В семейном архиве Олега Базунова сохранилась пачка читательских писем, самых разных. Один читатель писал: «В Вашей прозе есть много такого, что приходилось испытывать многим, и есть недосказанность, которая за-ставляет людей думать, что, по-моему, очень важно». Другой был бесконечно благодарен автору: «Читал на едином дыхании, будто писалось с моей души. Спасибо большое. Вы пишете… раскованно по фантазии, правдиво по жизни. За человечность еще раз спасибо». Читатели суммировали: в книгах Базунова среди каменных стен, железных крыш, булыжных мостовых отыскивается живая душа природы, неистребимой, как сама жизнь; его проза обладает устойчиво выношенным моральным тонусом, она заставляет «самого себя вспоминать»; и человек, войдя в это состояние сопереживания, узнавания, радостного и горестного одновременно, получает противоядие от одиночества и отчаяния; в этой прозе есть свет и мужество, читая ее, чувствуешь надежду и опору.

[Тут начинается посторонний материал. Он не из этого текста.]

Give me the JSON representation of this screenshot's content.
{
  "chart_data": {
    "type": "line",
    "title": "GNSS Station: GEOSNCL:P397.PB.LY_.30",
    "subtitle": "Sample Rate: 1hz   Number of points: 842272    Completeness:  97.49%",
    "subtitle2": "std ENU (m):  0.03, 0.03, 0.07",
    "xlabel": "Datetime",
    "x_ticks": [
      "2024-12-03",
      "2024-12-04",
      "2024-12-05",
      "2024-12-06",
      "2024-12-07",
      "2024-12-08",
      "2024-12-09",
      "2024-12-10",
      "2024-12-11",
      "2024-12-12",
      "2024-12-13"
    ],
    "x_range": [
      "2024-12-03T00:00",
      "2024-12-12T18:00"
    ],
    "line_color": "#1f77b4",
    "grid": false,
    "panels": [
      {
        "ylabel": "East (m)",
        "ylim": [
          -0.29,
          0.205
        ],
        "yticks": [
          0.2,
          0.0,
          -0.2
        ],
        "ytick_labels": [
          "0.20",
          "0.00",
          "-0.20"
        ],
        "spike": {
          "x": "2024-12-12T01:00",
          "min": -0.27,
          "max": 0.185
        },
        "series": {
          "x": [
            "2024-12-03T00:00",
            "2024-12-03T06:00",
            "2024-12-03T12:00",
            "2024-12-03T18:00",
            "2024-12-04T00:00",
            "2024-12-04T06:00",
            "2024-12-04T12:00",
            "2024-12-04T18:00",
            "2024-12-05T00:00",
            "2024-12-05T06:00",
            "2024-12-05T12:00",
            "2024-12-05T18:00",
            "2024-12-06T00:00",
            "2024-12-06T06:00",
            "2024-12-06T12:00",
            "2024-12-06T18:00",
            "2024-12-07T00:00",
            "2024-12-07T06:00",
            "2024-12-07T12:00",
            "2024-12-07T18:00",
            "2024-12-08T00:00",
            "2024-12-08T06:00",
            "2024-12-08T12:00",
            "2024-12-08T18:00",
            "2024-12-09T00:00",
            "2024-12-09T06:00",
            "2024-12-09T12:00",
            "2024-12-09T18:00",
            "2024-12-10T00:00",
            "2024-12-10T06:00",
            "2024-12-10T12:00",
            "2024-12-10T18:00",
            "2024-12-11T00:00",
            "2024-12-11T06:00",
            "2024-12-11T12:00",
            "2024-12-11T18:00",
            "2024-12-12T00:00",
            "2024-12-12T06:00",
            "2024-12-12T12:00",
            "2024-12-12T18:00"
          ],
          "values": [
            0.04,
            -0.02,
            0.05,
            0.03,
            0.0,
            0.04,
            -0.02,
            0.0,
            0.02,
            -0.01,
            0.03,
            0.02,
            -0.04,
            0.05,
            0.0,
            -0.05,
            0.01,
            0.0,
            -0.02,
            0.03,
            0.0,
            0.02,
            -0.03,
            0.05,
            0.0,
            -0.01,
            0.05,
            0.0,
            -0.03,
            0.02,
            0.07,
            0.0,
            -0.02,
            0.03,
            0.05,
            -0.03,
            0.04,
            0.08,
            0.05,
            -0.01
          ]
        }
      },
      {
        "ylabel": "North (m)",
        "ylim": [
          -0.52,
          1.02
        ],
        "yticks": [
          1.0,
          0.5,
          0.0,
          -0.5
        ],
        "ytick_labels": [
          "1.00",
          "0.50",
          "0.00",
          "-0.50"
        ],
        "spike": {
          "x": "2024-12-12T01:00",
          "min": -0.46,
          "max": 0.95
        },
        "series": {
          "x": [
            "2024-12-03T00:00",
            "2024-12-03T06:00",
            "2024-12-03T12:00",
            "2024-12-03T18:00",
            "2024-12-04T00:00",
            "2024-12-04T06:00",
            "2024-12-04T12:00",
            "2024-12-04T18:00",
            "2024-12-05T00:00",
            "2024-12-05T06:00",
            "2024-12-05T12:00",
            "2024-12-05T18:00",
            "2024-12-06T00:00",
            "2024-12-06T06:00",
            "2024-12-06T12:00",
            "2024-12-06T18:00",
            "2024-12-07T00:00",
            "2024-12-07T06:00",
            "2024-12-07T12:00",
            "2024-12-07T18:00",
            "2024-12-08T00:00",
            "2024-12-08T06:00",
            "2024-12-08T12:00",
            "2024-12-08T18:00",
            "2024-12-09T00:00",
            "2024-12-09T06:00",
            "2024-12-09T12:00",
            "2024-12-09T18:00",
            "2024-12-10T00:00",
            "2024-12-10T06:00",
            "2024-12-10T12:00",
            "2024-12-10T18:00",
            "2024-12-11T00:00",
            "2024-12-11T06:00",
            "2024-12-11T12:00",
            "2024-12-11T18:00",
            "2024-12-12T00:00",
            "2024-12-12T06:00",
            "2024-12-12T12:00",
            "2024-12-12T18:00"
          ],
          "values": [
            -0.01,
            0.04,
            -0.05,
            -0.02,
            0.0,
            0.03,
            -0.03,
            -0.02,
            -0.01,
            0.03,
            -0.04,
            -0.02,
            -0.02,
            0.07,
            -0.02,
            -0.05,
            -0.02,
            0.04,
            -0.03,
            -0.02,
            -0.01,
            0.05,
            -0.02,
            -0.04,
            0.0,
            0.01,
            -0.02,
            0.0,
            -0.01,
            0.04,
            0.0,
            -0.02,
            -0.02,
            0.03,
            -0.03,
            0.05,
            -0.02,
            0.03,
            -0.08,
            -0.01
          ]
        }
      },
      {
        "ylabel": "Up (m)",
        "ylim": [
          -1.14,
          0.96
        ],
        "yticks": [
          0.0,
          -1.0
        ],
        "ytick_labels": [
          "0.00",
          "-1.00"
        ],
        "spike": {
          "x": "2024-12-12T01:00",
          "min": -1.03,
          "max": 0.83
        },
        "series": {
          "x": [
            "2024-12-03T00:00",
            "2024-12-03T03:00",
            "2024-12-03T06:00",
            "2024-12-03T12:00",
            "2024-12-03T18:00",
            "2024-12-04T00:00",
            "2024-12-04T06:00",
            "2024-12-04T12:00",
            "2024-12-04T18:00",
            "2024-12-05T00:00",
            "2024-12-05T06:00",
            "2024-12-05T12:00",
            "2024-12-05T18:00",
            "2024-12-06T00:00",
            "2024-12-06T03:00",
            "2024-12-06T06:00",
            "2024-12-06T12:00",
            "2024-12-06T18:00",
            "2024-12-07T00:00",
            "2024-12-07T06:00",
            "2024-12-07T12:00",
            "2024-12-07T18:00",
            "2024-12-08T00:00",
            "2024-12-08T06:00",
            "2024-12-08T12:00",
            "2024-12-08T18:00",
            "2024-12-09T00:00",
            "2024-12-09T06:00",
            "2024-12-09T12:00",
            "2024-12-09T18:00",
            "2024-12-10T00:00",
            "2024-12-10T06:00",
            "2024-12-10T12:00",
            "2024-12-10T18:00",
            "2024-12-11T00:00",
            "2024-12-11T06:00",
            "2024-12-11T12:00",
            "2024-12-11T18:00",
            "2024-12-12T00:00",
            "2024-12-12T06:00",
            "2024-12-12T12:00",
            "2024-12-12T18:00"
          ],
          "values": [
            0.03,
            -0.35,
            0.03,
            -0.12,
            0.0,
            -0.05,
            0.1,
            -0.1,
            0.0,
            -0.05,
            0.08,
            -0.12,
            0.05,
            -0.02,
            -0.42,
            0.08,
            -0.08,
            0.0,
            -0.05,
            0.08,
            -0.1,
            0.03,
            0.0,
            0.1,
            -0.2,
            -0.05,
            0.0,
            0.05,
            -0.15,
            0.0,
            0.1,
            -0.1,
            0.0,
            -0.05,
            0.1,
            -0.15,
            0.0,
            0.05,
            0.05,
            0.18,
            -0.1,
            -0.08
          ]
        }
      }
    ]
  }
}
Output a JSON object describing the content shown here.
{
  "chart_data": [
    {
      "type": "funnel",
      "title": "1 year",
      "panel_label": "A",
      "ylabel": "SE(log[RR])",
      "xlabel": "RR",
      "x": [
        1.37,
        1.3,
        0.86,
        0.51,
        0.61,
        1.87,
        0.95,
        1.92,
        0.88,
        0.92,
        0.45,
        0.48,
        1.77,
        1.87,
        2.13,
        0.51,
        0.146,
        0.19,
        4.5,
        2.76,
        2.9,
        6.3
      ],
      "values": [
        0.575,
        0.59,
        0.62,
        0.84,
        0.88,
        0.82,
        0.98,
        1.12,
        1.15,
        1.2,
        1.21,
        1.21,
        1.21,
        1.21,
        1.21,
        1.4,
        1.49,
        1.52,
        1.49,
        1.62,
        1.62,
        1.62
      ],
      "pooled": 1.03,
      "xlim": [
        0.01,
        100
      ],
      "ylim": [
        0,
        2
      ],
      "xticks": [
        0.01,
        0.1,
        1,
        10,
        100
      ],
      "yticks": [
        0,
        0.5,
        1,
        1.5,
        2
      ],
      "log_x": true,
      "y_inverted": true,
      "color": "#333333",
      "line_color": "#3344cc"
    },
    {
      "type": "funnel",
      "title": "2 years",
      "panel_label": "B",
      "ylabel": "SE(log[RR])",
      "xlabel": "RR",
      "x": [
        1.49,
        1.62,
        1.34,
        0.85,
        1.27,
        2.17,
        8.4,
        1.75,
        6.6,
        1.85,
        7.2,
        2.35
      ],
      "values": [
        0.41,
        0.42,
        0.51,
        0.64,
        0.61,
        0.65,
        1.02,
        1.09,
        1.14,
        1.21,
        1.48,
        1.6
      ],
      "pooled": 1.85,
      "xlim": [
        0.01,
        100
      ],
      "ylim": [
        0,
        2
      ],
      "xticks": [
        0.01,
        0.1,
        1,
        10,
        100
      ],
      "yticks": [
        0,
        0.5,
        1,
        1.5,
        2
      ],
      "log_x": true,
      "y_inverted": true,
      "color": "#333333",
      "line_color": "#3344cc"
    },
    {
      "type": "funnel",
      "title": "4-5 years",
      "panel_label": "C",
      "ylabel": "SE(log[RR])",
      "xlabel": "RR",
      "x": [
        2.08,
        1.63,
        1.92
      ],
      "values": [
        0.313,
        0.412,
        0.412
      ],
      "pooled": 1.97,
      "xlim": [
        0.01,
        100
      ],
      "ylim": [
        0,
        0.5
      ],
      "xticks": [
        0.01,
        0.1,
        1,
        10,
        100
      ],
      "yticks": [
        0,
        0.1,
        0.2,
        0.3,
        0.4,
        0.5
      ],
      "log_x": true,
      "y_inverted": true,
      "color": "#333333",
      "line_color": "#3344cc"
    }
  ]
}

Читатели, задетые за живое, бывали очень откровенны. «Спасибо Вам за оригинальную поучительную книгу (└Тополь“. — И. К.). Она заставила меня пережить в известной мере потрясение, — писал из Новосибирска однофамилец Олега Евгений Петрович Базунов. — Дело в том, что жизнь моя — непрерывный марафон: увлечение одной научной проблемой сменяется другой, и живешь, по существу, не замечая того, что происходит вокруг, некогда остановиться, оглянуться и посмотреть в самого себя, и вдруг — Ваша книга, с совсем другим, чем у меня, мироощущением. Я к ней возвращаюсь вновь и вновь… Я жалею, что Ваша книга не была написана где-то 25 лет назад, и вот почему: после окончания университета я тяжело заболел и восемь месяцев пролежал в больнице без движения, потом учился ходить… выкарабкивался еще 4 года. Книга Ваша напомнила мне это время. Как она была нужна мне тогда, мне было бы легче, если бы она была тогда у меня! Думаю, что такое ведь не только у меня бывает…»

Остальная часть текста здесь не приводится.